In 1991 Archbishop John Quinn of San Francisco officially approved of Priests for Life as a Private Association of the Faithful, a term drawn from the Code of Canon Law.
In 1993, with the permission of Cardinal O'Connor, Fr. Pavone became National Director of Priests for Life, a full-time position. 'Fr. Kaylor chose me because he knew that I was intensely interested in pro-life work,' says Fr. Pavone. He has been active in the pro-life movement since he was a teenager. 'This is not an association that seeks to be some sort of separate and elite group of priests who claim to be more pro-life than all the rest,' he says.
It's like the many orders and groups in the Church whose members highlight a facet of the Gospel to which all the rest of the Church is also called--just as the Sisters of Charity are not the only ones called to practice charity, and the Blessed Sacrament Fathers don't pretend to be the only ones who worship the Blessed Sacrament.
The purpose of Priests for Life is to infuse the Church with the vigor, enthusiasm and very best resources to carry out its mission of defending life.
Thousands of priests across the United States have joined Priests for Life. Members pledge to clearly and consistently preach and teach about the sanctity of life, and to support and encourage other members of the association.
They receive a bimonthly newsletter and access to homilies, bulletin inserts, brochures for the bookrack, audio and video tapes for adult education groups, and activity suggestions.
Most importantly, they can network with fellow priests who have special experience in dealing with the pastoral aspects of abortion.
One of the most startling events in Fr. Pavone's pro-life ministry is his part in the conversion to Catholicism of Norma McCorvey, the plaintiff in Roe v. Wade, the landmark Supreme Court case that legalized abortion. 'I first met Norma in Dallas, just when she was baptized by my friend Flip Benham of Operation Rescue,' Fr. Pavone recalls.
After her 1995 baptism as an Evangelical Protestant, Miss McCorvey, who had worked at an abortion clinic in Dallas, became active in the pro-life movement. She and Fr. Pavone kept bumping into each other at various events around the country. 'Often we would happen to be speaking at the same pro-life function,' he says.
Her conversion was a gradual, three-year process. First, Norma asked Fr. Pavone to bless her house. Later, she asked him to teach her to say the Rosary. He brought her to EWTN, giving her the opportunity 'to see the Church in action. 'We were in contact by phone and e-mail,' says the priest. He found her to be 'honest and direct. She would clearly tell you what she thinks about things.
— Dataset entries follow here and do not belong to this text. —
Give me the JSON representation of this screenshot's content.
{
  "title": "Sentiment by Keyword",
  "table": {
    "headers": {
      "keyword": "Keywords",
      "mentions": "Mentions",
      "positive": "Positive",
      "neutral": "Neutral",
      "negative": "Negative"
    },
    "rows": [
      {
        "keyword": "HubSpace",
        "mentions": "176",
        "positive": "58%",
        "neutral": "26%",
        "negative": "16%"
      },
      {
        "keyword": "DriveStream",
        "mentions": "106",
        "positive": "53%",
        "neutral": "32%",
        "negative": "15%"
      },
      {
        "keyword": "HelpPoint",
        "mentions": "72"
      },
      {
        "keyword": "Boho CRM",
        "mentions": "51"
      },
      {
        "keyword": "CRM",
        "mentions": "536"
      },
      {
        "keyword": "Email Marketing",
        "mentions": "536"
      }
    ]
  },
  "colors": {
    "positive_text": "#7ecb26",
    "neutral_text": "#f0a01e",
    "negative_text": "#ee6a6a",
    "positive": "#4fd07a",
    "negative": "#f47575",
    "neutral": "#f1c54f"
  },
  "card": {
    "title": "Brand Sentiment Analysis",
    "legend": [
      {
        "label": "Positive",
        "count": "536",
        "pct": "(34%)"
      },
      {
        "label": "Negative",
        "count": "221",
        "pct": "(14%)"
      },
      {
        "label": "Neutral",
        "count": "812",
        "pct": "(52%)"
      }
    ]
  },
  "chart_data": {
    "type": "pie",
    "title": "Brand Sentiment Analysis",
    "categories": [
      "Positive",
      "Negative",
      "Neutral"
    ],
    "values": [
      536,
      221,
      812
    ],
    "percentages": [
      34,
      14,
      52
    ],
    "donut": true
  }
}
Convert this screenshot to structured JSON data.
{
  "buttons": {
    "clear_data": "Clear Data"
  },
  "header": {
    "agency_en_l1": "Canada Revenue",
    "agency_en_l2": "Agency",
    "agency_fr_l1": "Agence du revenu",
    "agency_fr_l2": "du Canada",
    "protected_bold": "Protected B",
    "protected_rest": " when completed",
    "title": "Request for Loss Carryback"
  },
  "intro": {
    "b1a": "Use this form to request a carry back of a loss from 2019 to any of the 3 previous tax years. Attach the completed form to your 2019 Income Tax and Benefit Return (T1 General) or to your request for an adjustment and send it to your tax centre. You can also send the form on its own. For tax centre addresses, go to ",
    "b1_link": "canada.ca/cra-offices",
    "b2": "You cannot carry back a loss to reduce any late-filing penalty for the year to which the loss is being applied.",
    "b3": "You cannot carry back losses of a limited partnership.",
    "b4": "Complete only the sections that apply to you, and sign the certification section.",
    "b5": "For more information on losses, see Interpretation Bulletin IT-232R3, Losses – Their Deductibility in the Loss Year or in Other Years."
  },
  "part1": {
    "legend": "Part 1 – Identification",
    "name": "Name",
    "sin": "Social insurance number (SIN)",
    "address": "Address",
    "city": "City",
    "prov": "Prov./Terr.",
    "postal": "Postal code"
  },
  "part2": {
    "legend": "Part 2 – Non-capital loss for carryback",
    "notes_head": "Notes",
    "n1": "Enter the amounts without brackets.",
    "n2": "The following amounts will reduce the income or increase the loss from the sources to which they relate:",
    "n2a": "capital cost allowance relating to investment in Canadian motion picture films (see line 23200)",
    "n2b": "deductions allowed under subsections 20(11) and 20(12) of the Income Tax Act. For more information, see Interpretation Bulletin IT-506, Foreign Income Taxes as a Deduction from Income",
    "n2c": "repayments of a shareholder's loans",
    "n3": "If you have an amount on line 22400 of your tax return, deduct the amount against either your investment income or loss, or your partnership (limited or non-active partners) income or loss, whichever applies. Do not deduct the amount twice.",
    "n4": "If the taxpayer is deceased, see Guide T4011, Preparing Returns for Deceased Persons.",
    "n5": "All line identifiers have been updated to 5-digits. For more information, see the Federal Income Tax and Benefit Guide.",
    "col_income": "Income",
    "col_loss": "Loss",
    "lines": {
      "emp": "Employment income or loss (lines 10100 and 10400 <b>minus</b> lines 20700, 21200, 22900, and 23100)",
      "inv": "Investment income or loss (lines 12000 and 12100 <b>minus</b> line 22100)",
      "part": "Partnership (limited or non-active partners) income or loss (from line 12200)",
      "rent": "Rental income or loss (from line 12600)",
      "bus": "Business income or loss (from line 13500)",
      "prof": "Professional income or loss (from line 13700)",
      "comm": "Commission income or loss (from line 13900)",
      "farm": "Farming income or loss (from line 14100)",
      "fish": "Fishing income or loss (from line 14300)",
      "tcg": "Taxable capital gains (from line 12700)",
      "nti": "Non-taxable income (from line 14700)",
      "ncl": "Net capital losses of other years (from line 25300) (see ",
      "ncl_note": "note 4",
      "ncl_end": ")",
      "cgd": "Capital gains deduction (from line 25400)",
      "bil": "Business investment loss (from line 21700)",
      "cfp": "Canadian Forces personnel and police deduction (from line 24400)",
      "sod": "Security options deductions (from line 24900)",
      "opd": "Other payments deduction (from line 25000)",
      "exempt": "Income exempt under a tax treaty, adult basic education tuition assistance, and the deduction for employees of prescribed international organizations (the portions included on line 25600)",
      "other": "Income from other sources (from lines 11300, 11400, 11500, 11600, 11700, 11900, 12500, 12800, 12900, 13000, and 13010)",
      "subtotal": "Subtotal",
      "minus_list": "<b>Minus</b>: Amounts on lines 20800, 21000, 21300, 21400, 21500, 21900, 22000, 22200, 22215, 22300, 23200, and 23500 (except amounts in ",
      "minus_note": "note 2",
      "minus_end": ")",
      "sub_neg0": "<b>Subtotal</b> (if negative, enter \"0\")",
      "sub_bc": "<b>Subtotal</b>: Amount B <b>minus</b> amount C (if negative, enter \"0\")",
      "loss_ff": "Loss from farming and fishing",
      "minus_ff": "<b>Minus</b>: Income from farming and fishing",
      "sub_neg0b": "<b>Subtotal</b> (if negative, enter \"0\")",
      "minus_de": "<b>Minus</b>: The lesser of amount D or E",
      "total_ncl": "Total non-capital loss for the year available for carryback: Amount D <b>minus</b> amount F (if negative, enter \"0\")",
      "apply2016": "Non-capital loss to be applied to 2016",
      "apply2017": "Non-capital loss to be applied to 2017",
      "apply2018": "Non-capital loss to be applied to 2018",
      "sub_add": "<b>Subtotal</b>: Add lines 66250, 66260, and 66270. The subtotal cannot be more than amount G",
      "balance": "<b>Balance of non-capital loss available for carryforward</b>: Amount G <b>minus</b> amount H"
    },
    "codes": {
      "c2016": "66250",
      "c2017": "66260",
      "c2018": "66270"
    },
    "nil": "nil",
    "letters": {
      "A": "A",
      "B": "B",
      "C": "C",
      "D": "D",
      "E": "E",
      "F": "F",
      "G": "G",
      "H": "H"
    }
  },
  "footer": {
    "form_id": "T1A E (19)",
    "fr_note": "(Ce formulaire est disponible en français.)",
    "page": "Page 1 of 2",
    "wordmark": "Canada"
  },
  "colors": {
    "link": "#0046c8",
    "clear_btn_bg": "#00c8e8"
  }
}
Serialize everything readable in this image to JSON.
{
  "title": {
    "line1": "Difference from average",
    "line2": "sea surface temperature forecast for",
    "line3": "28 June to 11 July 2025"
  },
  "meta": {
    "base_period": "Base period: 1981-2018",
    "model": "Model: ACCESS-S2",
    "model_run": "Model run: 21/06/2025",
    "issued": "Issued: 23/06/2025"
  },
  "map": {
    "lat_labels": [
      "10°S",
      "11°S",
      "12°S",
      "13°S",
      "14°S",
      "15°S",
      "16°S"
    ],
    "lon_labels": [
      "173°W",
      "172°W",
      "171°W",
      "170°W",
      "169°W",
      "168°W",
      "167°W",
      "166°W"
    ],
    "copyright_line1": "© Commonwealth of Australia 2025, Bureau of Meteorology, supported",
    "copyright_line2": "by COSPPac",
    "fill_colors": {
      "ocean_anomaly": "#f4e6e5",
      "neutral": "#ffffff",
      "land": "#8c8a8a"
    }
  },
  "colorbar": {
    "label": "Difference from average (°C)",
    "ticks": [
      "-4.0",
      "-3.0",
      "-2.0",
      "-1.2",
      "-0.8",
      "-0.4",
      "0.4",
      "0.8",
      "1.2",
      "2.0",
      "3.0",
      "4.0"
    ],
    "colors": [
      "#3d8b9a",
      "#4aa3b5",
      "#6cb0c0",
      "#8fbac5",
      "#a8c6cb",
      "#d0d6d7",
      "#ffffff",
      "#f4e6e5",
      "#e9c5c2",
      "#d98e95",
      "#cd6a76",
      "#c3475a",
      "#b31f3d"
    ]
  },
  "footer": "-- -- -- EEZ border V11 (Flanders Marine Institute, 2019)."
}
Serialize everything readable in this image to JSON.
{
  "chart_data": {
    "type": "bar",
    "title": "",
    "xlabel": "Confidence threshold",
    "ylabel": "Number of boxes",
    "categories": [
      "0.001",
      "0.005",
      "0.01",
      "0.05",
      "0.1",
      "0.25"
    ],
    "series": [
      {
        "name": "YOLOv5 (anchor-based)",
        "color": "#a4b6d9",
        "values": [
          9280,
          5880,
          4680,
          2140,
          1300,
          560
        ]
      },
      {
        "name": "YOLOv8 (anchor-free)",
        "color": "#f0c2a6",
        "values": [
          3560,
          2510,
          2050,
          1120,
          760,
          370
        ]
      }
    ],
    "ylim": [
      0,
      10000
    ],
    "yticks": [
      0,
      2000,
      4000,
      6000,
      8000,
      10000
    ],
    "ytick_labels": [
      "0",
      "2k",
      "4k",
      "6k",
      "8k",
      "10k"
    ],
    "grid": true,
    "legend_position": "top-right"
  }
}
She was very willing to learn and open to the truth.'
Miss McCorvey announced her conversion in June. Following the completion of her instruction in the faith, she will receive the Sacrament of Confirmation in Rome.
Fr. Pavone will likely be there to greet her, as he currently spends much of his time in Rome. In 1997 he was asked by the Vatican to help coordinate pro-life activities throughout the world as an official of the Pontifical Council for the Family, the Vatican office that handles pro-life and pro-family work. 'Cardinal Lopez-Trujillo [the council's president] is very interested in having me spread the Priests for Life movement in different countries,' said Fr. Pavone. (Internet users can find Priests for Life at www. priestsforlife.org.)